Threat Management, Threat Management, Vulnerability Management

North Korean-linked APT groups focus on financial gain, intelligence gathering

North Korea flag is depicted on the screen with the program code. The concept of modern technology and site development

Two campaigns involving two different advanced persistent threat (APT) groups tied to North Korea were disclosed June 6 — one financially motivated, while the other was a social engineering campaign focused on gathering strategic intelligence.

In a blog post, the Inskit Group reported discovering malicious cyber threat activity spoofing several financial institutions and venture capital firms in Japan, Vietnam and the United States. The group, threat activity group 71 (TAG-71), closely overlaps with public reporting on the North Korean state-sponsored APT38, also known as Bluenoroff, Stardust Chollima, and BeagleBoyz.

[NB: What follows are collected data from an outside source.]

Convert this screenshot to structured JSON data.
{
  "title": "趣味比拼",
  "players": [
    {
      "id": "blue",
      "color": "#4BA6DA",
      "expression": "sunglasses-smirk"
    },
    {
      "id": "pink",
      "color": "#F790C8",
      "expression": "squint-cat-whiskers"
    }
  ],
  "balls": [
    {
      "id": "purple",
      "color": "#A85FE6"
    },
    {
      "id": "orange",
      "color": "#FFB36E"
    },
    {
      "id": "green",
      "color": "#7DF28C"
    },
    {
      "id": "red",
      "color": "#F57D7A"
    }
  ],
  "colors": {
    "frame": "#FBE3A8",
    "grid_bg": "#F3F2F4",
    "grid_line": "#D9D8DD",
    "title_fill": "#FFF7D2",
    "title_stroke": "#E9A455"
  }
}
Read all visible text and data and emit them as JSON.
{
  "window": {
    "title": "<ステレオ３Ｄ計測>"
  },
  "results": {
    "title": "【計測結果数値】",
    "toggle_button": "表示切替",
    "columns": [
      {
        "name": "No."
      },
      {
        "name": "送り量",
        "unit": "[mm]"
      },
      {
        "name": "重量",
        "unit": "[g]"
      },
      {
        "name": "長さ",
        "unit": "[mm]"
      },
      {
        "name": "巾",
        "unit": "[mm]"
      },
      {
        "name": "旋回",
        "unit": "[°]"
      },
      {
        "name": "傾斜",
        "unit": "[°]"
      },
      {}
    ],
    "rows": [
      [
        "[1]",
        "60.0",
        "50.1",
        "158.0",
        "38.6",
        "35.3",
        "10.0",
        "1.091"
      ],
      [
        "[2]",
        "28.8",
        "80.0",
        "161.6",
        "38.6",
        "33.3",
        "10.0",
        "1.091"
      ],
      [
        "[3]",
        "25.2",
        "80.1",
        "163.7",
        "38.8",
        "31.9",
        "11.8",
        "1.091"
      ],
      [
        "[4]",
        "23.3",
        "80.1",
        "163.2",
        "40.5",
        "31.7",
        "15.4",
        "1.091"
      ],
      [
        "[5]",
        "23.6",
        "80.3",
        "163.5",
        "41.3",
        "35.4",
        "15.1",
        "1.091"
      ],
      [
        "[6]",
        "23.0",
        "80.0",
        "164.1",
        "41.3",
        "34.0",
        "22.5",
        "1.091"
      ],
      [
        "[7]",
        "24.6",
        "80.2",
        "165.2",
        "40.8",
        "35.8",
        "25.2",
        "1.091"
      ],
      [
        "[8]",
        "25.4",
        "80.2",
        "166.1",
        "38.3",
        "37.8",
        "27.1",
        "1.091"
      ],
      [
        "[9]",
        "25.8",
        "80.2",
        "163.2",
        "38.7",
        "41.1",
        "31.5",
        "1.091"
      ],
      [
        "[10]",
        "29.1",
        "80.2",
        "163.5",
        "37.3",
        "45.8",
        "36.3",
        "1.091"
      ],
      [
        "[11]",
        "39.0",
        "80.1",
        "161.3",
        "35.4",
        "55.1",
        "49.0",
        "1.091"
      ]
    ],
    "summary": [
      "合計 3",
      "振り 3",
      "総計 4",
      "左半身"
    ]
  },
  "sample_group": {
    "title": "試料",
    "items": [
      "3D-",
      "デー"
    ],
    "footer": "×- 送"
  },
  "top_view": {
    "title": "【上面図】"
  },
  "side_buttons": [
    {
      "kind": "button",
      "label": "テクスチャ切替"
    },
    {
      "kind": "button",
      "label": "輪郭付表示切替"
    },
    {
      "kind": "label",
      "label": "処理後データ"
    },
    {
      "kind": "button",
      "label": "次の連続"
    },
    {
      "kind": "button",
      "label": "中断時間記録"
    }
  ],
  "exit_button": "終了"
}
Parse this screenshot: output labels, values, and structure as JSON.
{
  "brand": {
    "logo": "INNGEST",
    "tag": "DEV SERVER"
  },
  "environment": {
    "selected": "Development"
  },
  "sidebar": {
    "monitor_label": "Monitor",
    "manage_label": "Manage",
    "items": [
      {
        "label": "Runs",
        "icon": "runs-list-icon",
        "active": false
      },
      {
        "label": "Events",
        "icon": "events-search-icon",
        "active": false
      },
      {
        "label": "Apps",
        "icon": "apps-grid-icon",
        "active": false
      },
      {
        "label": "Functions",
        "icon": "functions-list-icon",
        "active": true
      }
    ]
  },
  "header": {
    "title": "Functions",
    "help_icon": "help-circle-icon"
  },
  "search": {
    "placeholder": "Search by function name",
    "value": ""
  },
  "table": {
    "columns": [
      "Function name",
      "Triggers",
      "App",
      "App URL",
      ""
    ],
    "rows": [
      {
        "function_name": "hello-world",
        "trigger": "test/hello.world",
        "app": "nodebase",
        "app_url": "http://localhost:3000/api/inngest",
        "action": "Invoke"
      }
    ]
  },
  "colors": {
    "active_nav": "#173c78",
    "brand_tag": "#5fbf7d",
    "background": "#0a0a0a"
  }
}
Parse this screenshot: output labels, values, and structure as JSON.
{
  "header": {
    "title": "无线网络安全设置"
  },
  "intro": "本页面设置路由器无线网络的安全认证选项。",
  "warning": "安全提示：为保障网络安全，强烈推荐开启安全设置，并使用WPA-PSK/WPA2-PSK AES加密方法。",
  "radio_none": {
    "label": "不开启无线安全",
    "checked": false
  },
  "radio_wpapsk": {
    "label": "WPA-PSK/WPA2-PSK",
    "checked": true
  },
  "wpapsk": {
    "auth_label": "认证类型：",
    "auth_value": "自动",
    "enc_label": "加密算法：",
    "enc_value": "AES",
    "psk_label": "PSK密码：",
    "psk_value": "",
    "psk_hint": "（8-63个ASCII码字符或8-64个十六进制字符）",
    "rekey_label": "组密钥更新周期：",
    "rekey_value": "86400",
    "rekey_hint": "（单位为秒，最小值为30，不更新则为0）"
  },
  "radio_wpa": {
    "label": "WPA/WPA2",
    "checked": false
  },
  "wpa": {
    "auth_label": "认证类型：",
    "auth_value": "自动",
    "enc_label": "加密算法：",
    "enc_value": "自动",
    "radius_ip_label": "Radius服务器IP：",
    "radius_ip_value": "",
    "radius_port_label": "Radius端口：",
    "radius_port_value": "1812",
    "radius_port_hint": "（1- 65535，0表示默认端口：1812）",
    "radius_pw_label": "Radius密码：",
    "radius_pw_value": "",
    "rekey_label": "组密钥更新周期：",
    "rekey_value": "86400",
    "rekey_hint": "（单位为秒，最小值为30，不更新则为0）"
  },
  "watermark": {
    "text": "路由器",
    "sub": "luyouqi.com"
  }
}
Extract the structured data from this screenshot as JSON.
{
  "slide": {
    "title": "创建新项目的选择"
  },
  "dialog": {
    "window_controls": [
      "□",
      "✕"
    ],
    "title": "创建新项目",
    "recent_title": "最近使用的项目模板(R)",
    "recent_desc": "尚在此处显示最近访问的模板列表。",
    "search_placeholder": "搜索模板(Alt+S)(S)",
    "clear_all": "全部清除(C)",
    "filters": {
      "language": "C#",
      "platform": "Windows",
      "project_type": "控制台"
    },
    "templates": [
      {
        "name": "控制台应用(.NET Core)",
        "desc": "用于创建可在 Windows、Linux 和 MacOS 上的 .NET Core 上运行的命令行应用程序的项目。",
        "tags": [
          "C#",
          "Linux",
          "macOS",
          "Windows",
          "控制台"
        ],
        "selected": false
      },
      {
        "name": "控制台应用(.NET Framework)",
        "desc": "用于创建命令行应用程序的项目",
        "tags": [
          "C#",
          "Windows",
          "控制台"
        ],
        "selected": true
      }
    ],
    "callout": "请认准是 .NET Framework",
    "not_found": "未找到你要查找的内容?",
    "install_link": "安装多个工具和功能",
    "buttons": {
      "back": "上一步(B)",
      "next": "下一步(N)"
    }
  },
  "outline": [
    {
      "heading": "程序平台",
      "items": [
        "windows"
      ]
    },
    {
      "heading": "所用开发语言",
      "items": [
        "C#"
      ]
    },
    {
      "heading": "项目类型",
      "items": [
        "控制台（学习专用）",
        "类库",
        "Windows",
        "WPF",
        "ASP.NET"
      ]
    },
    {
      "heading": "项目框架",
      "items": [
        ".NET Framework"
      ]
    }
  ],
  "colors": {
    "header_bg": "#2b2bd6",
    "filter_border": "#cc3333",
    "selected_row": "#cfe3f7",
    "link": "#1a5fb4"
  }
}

The Insikt researchers said the North Korea-linked APT groups have a history of orchestrating financially motivated campaigns targeting cryptocurrency exchanges, commercial banks, and e-commerce payment systems globally. They said these patterns, including those exhibited in the most recent TAG-71 campaign, very likely supports the North Korean government’s continued efforts to generate funds for the regime, which remains under significant international sanctions.

Kimsuky group targets experts with social engineering campaign

SentinelLabs reported in a June 6 blog that the social engineering campaign they tracked was tied to the North Korean APT group Kimsuky, which was targeting experts in North Korean affairs and was part of a broader campaign discussed in a June 1 advisory by the National Security Agency.

The SentinelLabs researchers said the Kimsuky campaign aims to steal Google and subscription credentenials of a reputable news and analysis service focused on North Korea, as well as delivering reconnaissance malware. The researchers said Kimsuky engages in extensive email correspondence and uses spoofed URLs, websites imitating legitimate web platforms, and Office documents weaponized with the ReconShark malware — activity that indicated Kimsuky’s dedication to using social engineering for gathering strategic intelligence.

Whether it’s a spoofing attack or social engineering, the impacts of these cyberthreats, including leaked credentials, exposure of sensitive information and financial losses are often devastating for any organization, said Teresa Rothaar, governance, risk, and compliance analyst at Keeper Security.

Rothaar said these campaigns are particularly dangerous when coming from a well-resourced nation-state. Unlike a small, lone-wolf threat actor, Rothaar said a nation-state has the funding and manpower to create believable spoofs or social engineering campaigns without many common “tells,” such as poor spelling and grammar, that indicate an email or website may be illegitimate.

“While a well-funded threat actor poses a particularly serious threat to any organization, the means to prevent these attacks remain the same,” said Rothaar. “The use of a password manager will prevent credentials from being harvested from a phony website because the software won’t automatically fill the user’s information if it doesn’t match the legitimate URL stored in the user’s vault. Although social engineering attacks have become increasingly convincing, especially with the growing influence of AI, basic cyber hygiene measures, including the use of strong and unique passwords for every account, coupled with rigorous employee training, will help lessen the impact of such attacks.” 

Menachem Shafran, vice president of product at XM Cyber, added that we see many attacks by North Korea focused on financial gain. Shafran said this includes ransomware or even many crypto-jacking attacks.

“North Korea uses cyber as a means to help the country survive the sanctions which have been placed on them,” Shafran pointed out.